EXAMPLE 1: “I have always dreamt of coming to [name of the university]  since I was young. It has been a dream of mine to study at this institution, which is well renowned for its courses. 

I am currently studying History, English, Psychology, Political Science and Geography. I want to study History because I want to be a world class Historian, and feel that this degree will help me. I am especially interested in Ancient History, particularly the history concerning the Roman Empire. I am fascinated by the way in which the empire was run, and the events that led to its downfall.”

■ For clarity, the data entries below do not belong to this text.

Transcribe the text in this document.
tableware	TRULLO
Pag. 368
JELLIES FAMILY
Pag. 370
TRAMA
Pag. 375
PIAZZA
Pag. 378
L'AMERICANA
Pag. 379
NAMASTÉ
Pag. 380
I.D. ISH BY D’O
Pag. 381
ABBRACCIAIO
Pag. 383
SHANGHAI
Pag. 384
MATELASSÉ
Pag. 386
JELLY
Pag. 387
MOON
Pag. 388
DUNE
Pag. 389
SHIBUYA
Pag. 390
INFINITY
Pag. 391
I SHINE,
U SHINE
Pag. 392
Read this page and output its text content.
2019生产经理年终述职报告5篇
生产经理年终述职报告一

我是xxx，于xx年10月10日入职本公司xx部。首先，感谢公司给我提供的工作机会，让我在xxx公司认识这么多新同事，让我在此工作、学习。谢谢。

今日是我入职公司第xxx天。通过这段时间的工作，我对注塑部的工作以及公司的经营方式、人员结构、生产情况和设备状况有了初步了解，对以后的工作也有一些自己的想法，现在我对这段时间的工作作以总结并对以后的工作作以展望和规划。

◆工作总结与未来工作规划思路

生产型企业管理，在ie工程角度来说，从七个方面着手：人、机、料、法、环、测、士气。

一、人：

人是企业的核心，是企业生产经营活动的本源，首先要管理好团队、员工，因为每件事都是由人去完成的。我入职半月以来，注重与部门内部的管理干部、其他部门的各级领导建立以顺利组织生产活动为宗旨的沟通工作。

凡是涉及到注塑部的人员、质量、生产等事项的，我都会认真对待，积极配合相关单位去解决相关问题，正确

 The candidate has expressed an interest in history, but has not elaborated on it or demonstrated a deeper understanding of the subject. Where the candidate does cover history, it is brief and limited to ancient history, which the university may not even teach as part of its history curriculum. The applicant has stated the university name particularly, which is likely to be unappealing to their other options (unless they submit unique SOPs to every university), and has wasted space stating their disciplines, which would be displayed in the qualifications section. Rather than describing what they hope to learn throughout their history degree, the candidate has stated how a history degree will help them get the job they want later.

  

 EXAMPLE 2: “I was the captain of the school basketball team, and this has taught me the importance of working together as a team, and allowed me to prioritise my time between my studies and basketball practice. I feel that this has provided me with the experience to successfully balance my academic and social life, and I plan to continue this balance whilst at university. 

It is my dream to become an alumnus of the School, and I am sure that as I am the top student of my class, you will offer me a place.” 

The applicant has considered the transferable abilities they have acquired as a basketball team lead. This is admirable, but the same level of attention should be extended to academic interests as well. The candidate has addressed basketball more than the course they are applying for.

To get started, these are a few questions you may consider to structure the content in your personal statement: 

  • Why did you choose this particular course? 

  • What drew you to the topic in the first place? 

  • Which components of the subject have piqued your interest to the point where you wish to pursue a degree in it? 

  • Is there a particular aspect of the issue that you’d want to concentrate on? 

  • What are the major issues in the field, and what about them fascinates you the most?

  • Did you ever pursue your passion for a subject outside of school?

  • Have you tried reading extra to extend your knowledge of the subject? For example, have you undertaken any additional reading to broaden your knowledge of the subject?

  • What did you find most intriguing in your reading/lectures, and what are your perspectives on the themes discussed? 

  • Have you learnt any abilities from your other school subjects that will help you study your chosen topic more effectively? 

  • Have you had the chance to gain appropriate job experience for your application? If so, how did it help you have a better knowledge of the things you’ll be studying at university? 

  • Have you participated in any summer schools, Saturday schools, or other events at the colleges to which you are applying (or that are in the same league)? What did you take away from them? Have they broadened your understanding or piqued your curiosity in your chosen field?